In case The Avengers: Infinity War is not slaking the thirst for a comic-book movie, one might turn to this Hong Kong product. And if one is in the mood for a Western, gangland thriller and some light science-fiction, this movie has that too.
Prolific actor Cheung writes and directs this genre-bending work, his third time doing so. On the plus side, he is not shy about offering a buffet of everything he likes, resulting in a fanboy bow to tough-guy epics such as The Godfather (1972) and The Matrix (1999), with a dash of The Dark Knight (2008), for starters.
Cheung’s undercover cop Qiu is Clint Eastwood-taciturn – the loner cop embedded with baddies in an unnamed, crime-infested city. Children are literally shooting adults in daylight street muggings. The gangs and various colourful mob bosses are sketches. They muse about power and money while Qiu is torn between what is legal and what is honorable and which side he would rather stand on.
He is a ronin, a leaderless samurai bound to a code from another time. That is, one that mows down rival gangs with a machine pistol in each hand, each encounter decorated by spectacular sprays of blood.
Not only is Qiu a warrior-poet, he has a few weird powers, too, such as an ability to stare down African predators (this actually happens and features a crudely rendered computer-drawn animal).
As writer-director, Cheung suffers from a classic case of creator narcissism, blocked from thinking about the story as he makes the protagonist – himself – the focus of the film.

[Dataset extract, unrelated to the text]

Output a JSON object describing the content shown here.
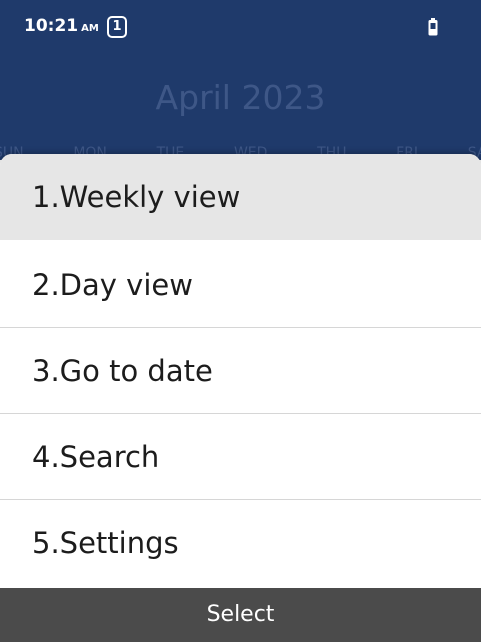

As vanity projects go, this is not all terrible. Cheung has enough charisma to stop this from being completely unwatchable, and the car chases and gunfights are well-staged.
THE TROUGH (NC16)
112 minutes/Now showing/
The story: Undercover cop Yu Qiu (Nick Cheung) is facing his toughest assignment: Infiltrate the city’s most powerful gang, run by a boss whose identity is unknown to the authorities. In this fictional pan-Asian city run by mobs and crooked cops, Qiu is a lone beacon of justice.